SALAMANE BA DÉCORTIQUE LES DEUX VISAGES DES LIONS: Une leçon brésilienne, un récital inutile face au Kenya
À quelques semaines de la CAN 2025 et en ligne de mire la Coupe du monde 2026, les Lions du Sénégal ont livré deux matchs amicaux aux enseignements radicalement opposés, en cette fenêtre FIFA du mois de novembre. Entre la démonstration tactique du Brésil et le vide collectif du Kenya, l’entraîneur Salamane Ba livre une analyse sans concession, pointant les lacunes à corriger et les certitudes à consolider.
Brésil : un révélateur brutal des failles sénégalaises
« Pour Salamane Ba, face au Brésil, samedi dernier, le Sénégal a confirmé un mal récurrent. « On entre difficilement dans les matchs, comme contre l’Angleterre ou la RDC. Sauf que contre le Brésil, on n’est jamais revenus. Les Brésiliens ont imposé un pressing haut étouffant, empêchant toute relance propre. Deux problèmes majeurs en sont ressortis.

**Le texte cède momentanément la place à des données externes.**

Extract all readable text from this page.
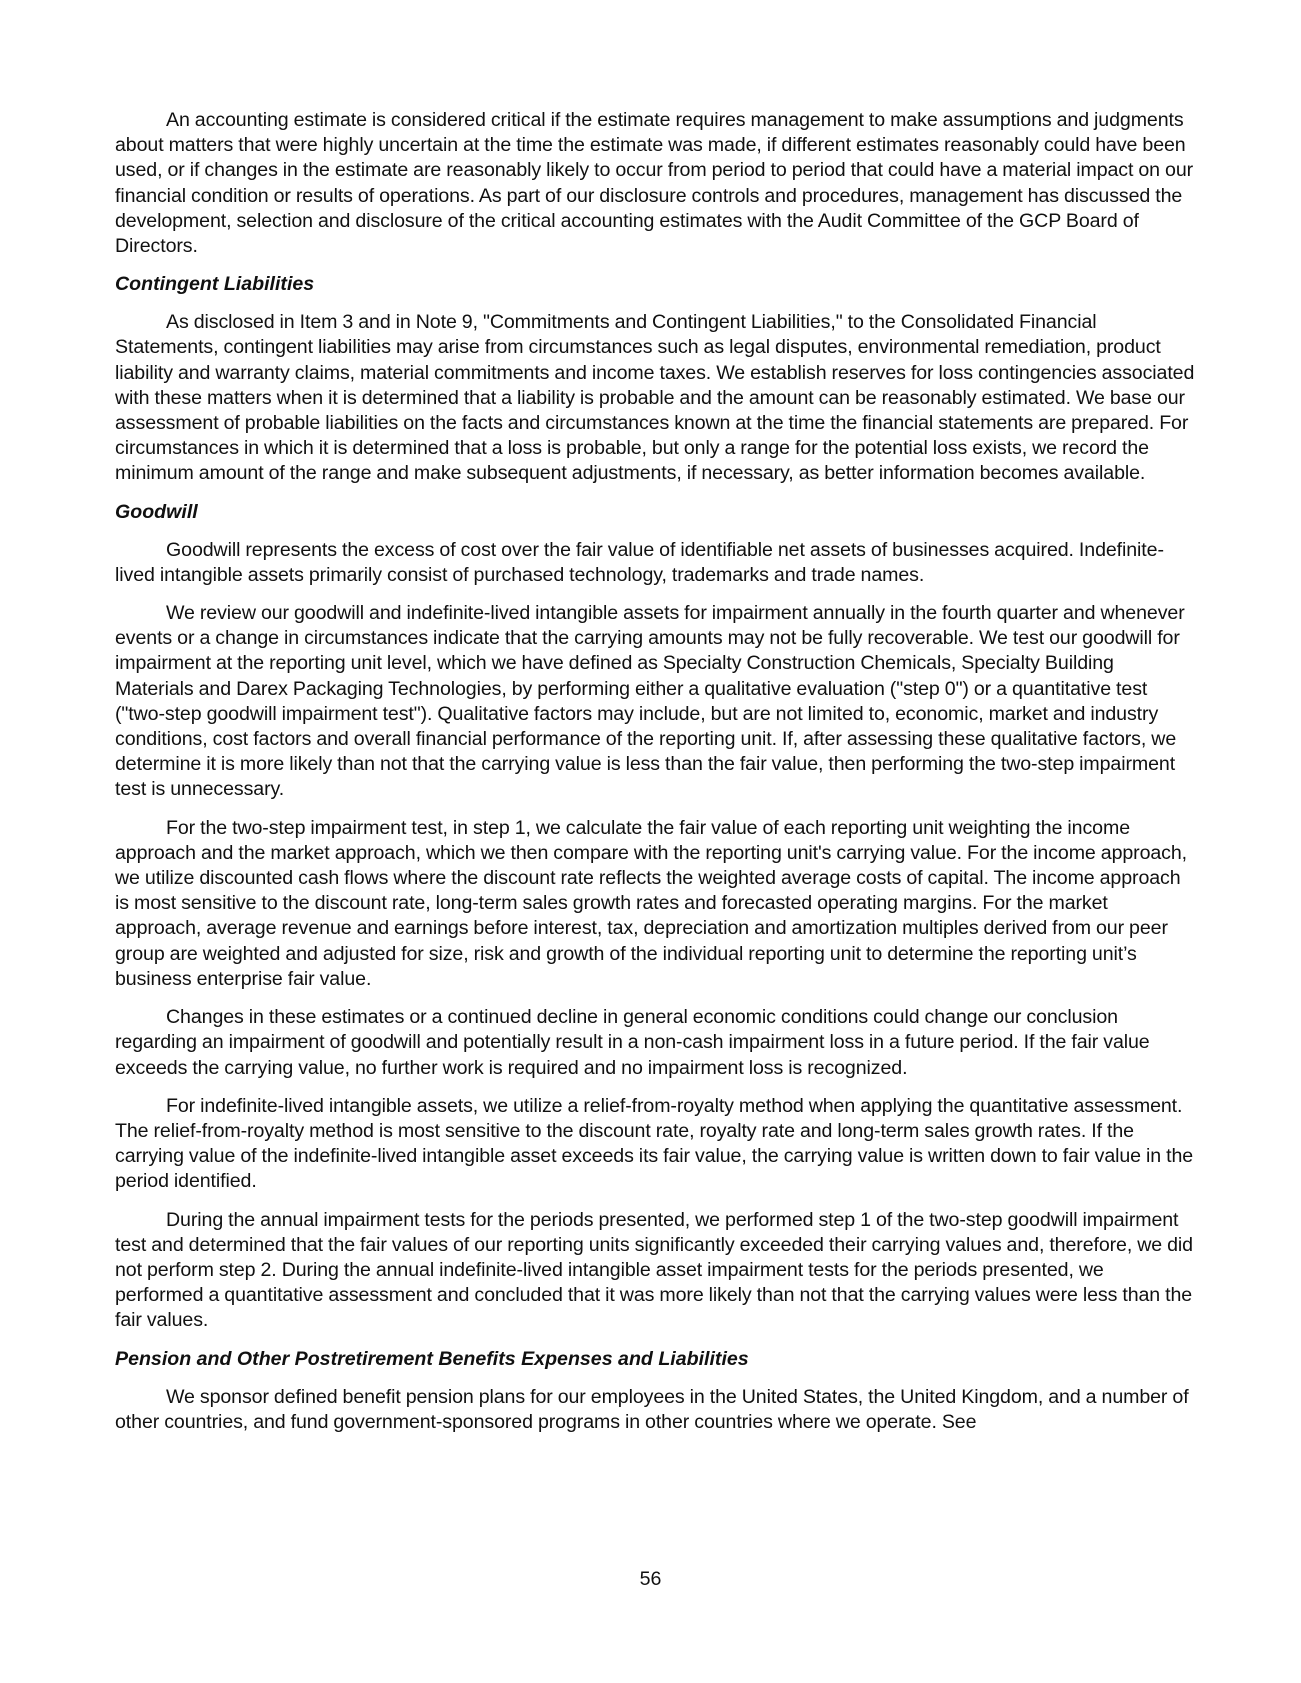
An accounting estimate is considered critical if the estimate requires management to make assumptions and judgments about matters that were highly uncertain at the time the estimate was made, if different estimates reasonably could have been used, or if changes in the estimate are reasonably likely to occur from period to period that could have a material impact on our financial condition or results of operations. As part of our disclosure controls and procedures, management has discussed the development, selection and disclosure of the critical accounting estimates with the Audit Committee of the GCP Board of Directors.

Contingent Liabilities

As disclosed in Item 3 and in Note 9, "Commitments and Contingent Liabilities," to the Consolidated Financial Statements, contingent liabilities may arise from circumstances such as legal disputes, environmental remediation, product liability and warranty claims, material commitments and income taxes. We establish reserves for loss contingencies associated with these matters when it is determined that a liability is probable and the amount can be reasonably estimated. We base our assessment of probable liabilities on the facts and circumstances known at the time the financial statements are prepared. For circumstances in which it is determined that a loss is probable, but only a range for the potential loss exists, we record the minimum amount of the range and make subsequent adjustments, if necessary, as better information becomes available.

Goodwill

Goodwill represents the excess of cost over the fair value of identifiable net assets of businesses acquired. Indefinite-lived intangible assets primarily consist of purchased technology, trademarks and trade names.

We review our goodwill and indefinite-lived intangible assets for impairment annually in the fourth quarter and whenever events or a change in circumstances indicate that the carrying amounts may not be fully recoverable. We test our goodwill for impairment at the reporting unit level, which we have defined as Specialty Construction Chemicals, Specialty Building Materials and Darex Packaging Technologies, by performing either a qualitative evaluation ("step 0") or a quantitative test ("two-step goodwill impairment test"). Qualitative factors may include, but are not limited to, economic, market and industry conditions, cost factors and overall financial performance of the reporting unit. If, after assessing these qualitative factors, we determine it is more likely than not that the carrying value is less than the fair value, then performing the two-step impairment test is unnecessary.

For the two-step impairment test, in step 1, we calculate the fair value of each reporting unit weighting the income approach and the market approach, which we then compare with the reporting unit's carrying value. For the income approach, we utilize discounted cash flows where the discount rate reflects the weighted average costs of capital. The income approach is most sensitive to the discount rate, long-term sales growth rates and forecasted operating margins. For the market approach, average revenue and earnings before interest, tax, depreciation and amortization multiples derived from our peer group are weighted and adjusted for size, risk and growth of the individual reporting unit to determine the reporting unit’s business enterprise fair value.

Changes in these estimates or a continued decline in general economic conditions could change our conclusion regarding an impairment of goodwill and potentially result in a non-cash impairment loss in a future period. If the fair value exceeds the carrying value, no further work is required and no impairment loss is recognized.

For indefinite-lived intangible assets, we utilize a relief-from-royalty method when applying the quantitative assessment. The relief-from-royalty method is most sensitive to the discount rate, royalty rate and long-term sales growth rates. If the carrying value of the indefinite-lived intangible asset exceeds its fair value, the carrying value is written down to fair value in the period identified.

During the annual impairment tests for the periods presented, we performed step 1 of the two-step goodwill impairment test and determined that the fair values of our reporting units significantly exceeded their carrying values and, therefore, we did not perform step 2. During the annual indefinite-lived intangible asset impairment tests for the periods presented, we performed a quantitative assessment and concluded that it was more likely than not that the carrying values were less than the fair values.

Pension and Other Postretirement Benefits Expenses and Liabilities

We sponsor defined benefit pension plans for our employees in the United States, the United Kingdom, and a number of other countries, and fund government-sponsored programs in other countries where we operate. See

56
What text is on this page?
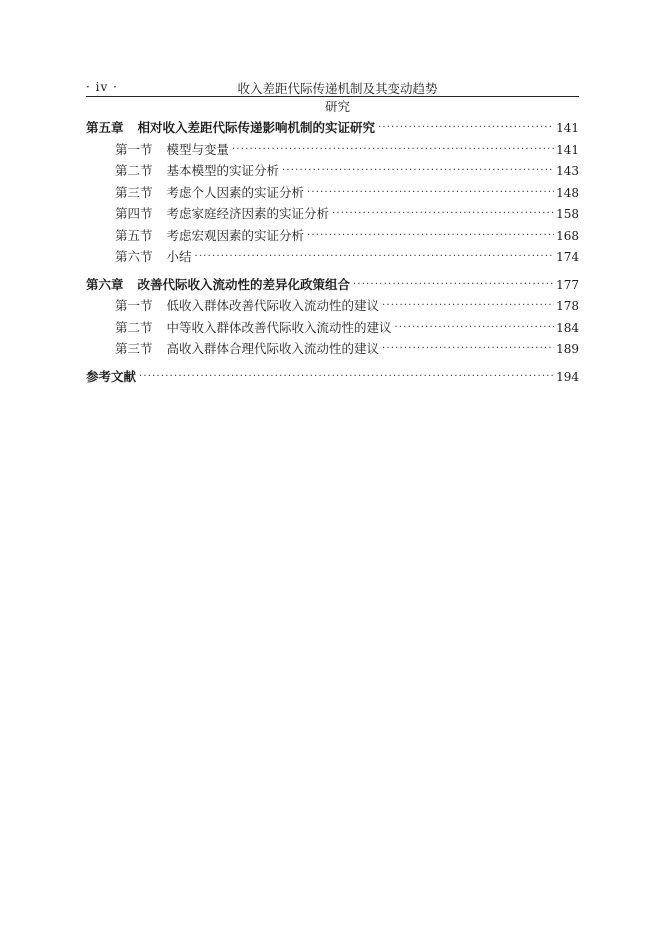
· iv ·	收入差距代际传递机制及其变动趋势研究
第五章 相对收入差距代际传递影响机制的实证研究 ·····	141
第一节 模型与变量 ·····	141
第二节 基本模型的实证分析 ·····	143
第三节 考虑个人因素的实证分析 ·····	148
第四节 考虑家庭经济因素的实证分析 ·····	158
第五节 考虑宏观因素的实证分析 ·····	168
第六节 小结 ·····	174
第六章 改善代际收入流动性的差异化政策组合 ·····	177
第一节 低收入群体改善代际收入流动性的建议 ·····	178
第二节 中等收入群体改善代际收入流动性的建议 ·····	184
第三节 高收入群体合理代际收入流动性的建议 ·····	189
参考文献 ·····	194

Edouard Mendy, peu à l’aise au pied, n’a pu servir de première rampe. Idrissa Gana Gueye, aligné devant la défense, a subi la pression et n’a pas aidé à ressortir proprement. Résultat, aucune solution, des pertes de balle en série, et des Brésiliens qui ont gagné quasiment tous les duels.Le Sénégal, habituellement solide dans la conservation, a été privé d’air. Koulibaly lui-même est sorti de son match, signe d’une équipe dépassée par l’intensité et par les provocations d’un Vinicius Jr qui a pourri le match. D’où une domination totale dans les transitions du Brésil qui a brillé par sa vitesse, sa précision, ses transitions éclairs et le rôle dévastateur de Rodrygo, joueur libre et créateur de surnombre.Un constat est sans appel cependant. Il n’y a aujourd’hui aucune équipe africaine capable de jouer à ce niveau d’intensité.
Toutefois, c’est une alerte en vue du Mondial. Ce choc est une bénédiction. Il expose clairement les lacunes à corriger. Il montre le niveau mondial auquel les Lions seront confrontés en 2026 ».
Kenya : une large victoire… sans enseignement
« Le Kenya est un adversaire trop faible pour servir de test. La victoire 8-0 n’a aucune valeur technique. C’était le néant tactique en face. Tu ne peux rien analyser. Le choix d’un Kenya affaibli pose question, surtout après un duel d’exigence comme le Brésil. Le 3-4-3 testé par Pape Thiaw est séduisant sur le papier, mais… On ne peut juger ni les forces ni les faiblesses, il n’y avait aucune opposition.
Les seules satisfactions, c’est la confiance et les jeunes qui ont eu leur chance. Le match a en effet offert un regain de confiance à Nicolas Jackson, des performances encourageantes de Mamadou Sarr, Ibrahima Mbaye, Rassoul Ndiaye, des minutes précieuses donc pour les nouveaux venus en vue de la CAN ».
Enseignements croisés à l’approche de la CAN 2025
« Le Brésil a été un match qui montre où il faut progresser. La relance sous pression, la réaction mentale, la gestion des transitions adverses, la réorganisation tactique, les coups de pieds arrêtés défensifs. Le Brésil a mis à nu nos lacunes, nos axes de travail. Le Kenya a lui été une simple formalité. Le score historique 8-0 est là, mais il n’y a aucune plus-value sportive. C’est un match utile seulement pour les statistiques et la confiance ».
La profondeur de banc, un atout majeur« La force du Sénégal reste son réservoir de talents, comparable aujourd’hui seulement à celui du Maroc. La présence de jeunes joueurs déjà habitués aux joutes européennes crée une compétition saine, une transition générationnelle maîtrisée et un banc solide, qui sera déterminant en CAN. Certains cadres n’ont plus que une ou deux grandes compétitions. La relève est là ».
Le groupe pour la CAN déjà connu à 90%« Le match contre le Brésil est la vraie référence. Celui-là, il faut le travailler. Le reste (Kenya), c’est pour les archives. Je pense que Pape Thiaw connaît quasiment sa liste définitive pour la CAN à 90%. Les nouveaux venus servent à tester la vie de groupe, équilibrer la future liste, éviter les tensions pendant la CAN et préparer l’avenir à moyen terme ».